We present detailed simulations of the kilonova and gamma-ray burst (GRB) afterglow and kilonova luminosity function from black hole-neutron star (BH-NS) mergers, and discuss the detectability of an electromagnetic (EM) counterpart in connection with gravitational wave (GW) detections, GW-triggered target-of-opportunity observations, and time-domain blind searches. The predicted absolute magnitude of BH-NS kilonovae at 0.5 days after the merger falls in the range [-10, -15.5]. The simulated luminosity function contains potential information on the viewing-angle distribution of the anisotropic kilonova emission. We simulate the GW detection rates, detectable distances, and signal duration for future networks of 2nd/2.5th/3rd generation GW detectors.

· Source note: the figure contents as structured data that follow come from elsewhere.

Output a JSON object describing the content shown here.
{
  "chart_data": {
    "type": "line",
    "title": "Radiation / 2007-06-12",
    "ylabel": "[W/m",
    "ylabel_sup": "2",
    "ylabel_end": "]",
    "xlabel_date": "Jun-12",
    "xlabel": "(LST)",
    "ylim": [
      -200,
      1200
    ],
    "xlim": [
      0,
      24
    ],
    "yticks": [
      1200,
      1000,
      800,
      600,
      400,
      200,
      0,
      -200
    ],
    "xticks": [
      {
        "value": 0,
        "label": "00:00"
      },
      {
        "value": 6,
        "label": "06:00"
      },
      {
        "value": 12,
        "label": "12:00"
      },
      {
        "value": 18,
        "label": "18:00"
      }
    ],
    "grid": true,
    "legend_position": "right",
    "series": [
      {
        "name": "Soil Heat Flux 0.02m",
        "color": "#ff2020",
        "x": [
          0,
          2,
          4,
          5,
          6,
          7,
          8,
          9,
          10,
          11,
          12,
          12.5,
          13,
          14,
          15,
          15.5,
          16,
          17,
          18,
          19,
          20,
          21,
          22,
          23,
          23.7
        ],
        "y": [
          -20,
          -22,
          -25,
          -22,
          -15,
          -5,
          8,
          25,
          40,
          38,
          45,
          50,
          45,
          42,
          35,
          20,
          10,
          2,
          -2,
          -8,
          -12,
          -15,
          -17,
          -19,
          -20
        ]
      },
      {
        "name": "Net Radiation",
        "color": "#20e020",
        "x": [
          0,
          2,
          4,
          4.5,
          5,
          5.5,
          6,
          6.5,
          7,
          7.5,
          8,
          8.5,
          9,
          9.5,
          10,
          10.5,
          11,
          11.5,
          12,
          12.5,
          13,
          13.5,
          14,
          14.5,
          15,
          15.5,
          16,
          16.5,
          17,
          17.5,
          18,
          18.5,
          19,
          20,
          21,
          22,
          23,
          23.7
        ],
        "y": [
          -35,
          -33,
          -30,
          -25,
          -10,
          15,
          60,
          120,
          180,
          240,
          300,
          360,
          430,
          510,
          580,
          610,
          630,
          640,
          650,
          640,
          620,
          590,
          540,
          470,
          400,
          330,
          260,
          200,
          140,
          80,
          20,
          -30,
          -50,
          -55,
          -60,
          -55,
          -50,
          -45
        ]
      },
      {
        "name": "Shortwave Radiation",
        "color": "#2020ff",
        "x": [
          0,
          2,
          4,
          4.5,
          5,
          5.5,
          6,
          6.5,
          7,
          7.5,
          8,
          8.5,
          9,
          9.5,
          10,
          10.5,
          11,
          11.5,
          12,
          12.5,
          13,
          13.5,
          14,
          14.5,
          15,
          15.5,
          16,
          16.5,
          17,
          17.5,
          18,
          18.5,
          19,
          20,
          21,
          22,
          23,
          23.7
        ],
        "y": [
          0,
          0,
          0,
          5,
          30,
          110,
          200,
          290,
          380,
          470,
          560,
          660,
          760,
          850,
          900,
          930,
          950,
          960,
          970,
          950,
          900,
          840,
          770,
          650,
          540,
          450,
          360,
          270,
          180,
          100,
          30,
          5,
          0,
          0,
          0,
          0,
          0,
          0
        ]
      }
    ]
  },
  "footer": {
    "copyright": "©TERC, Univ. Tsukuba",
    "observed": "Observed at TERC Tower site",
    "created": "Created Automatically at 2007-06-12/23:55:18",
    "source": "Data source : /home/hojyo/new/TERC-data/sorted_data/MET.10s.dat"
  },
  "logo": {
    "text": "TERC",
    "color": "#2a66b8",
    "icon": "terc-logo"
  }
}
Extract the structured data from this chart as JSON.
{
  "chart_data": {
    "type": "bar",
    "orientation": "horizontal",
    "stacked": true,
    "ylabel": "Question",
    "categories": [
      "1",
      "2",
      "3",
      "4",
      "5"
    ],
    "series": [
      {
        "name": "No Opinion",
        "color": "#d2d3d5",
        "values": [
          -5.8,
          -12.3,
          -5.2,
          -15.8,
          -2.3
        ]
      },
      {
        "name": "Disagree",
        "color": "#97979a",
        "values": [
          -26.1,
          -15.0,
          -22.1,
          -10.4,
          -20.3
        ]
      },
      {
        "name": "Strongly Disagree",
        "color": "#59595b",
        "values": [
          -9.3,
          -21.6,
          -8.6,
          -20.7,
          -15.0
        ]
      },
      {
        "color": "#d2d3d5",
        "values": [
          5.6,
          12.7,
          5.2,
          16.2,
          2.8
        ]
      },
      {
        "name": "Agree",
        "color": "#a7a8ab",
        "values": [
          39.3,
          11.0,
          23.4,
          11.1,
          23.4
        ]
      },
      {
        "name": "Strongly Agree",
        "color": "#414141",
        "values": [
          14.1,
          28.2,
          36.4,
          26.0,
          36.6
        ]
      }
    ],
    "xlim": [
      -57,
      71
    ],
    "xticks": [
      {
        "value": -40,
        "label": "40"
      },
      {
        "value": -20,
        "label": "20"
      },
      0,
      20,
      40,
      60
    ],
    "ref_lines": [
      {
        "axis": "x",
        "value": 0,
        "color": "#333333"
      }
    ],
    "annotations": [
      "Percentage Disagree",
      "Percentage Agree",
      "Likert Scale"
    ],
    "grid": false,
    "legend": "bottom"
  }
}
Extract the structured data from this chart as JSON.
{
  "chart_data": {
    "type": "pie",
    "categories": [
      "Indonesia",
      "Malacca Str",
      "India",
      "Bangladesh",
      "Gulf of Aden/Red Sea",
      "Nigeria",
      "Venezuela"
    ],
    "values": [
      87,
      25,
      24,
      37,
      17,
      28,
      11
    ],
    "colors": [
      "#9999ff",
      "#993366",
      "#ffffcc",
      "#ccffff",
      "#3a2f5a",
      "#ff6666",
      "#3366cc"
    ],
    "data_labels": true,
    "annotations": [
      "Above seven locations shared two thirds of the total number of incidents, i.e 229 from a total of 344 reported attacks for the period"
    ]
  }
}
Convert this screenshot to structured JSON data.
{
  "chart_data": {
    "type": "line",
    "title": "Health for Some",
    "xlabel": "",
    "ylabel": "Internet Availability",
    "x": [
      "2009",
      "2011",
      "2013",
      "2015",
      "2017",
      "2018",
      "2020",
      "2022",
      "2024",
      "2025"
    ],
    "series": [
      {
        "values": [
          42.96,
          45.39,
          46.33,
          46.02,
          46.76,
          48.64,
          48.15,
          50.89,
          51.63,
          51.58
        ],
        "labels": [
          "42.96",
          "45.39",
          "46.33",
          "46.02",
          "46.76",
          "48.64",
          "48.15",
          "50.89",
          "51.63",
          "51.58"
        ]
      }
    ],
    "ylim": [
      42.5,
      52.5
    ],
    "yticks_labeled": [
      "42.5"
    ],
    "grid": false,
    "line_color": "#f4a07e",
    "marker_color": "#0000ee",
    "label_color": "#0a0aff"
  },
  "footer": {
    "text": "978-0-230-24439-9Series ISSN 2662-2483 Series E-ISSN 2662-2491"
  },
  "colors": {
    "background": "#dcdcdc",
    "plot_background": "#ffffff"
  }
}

BH-NSs tend to produce brighter kilonovae and afterglows if the BH has a higher aligned spin, and a less massive NS with a stiffer equation of state. The detectability of kilonovae is especially sensitive to the BH spin. If BHs typically have low spins, the BH-NS EM counterparts are hard to discover. For 2nd generation GW detector networks, a limiting magnitude of m (limit) similar to 23-24 mag is required to detect kilonovae even if high BH spin is assumed. Thus, a plausible explanation for the lack of BH-NS-associated kilonova detection during LIGO/Virgo O3 is that either there is no EM counterpart (plunging events) or the current follow-ups are too shallow. These observations still have the chance to detect the on-axis jet afterglow associated with a short GRB or an orphan afterglow. Follow-up observations can detect possible associated short GRB afterglows, from which kilonova signatures may be studied. For time-domain observations, a high-cadence search in redder filters is recommended to detect more BH-NS-associated kilonovae and afterglows.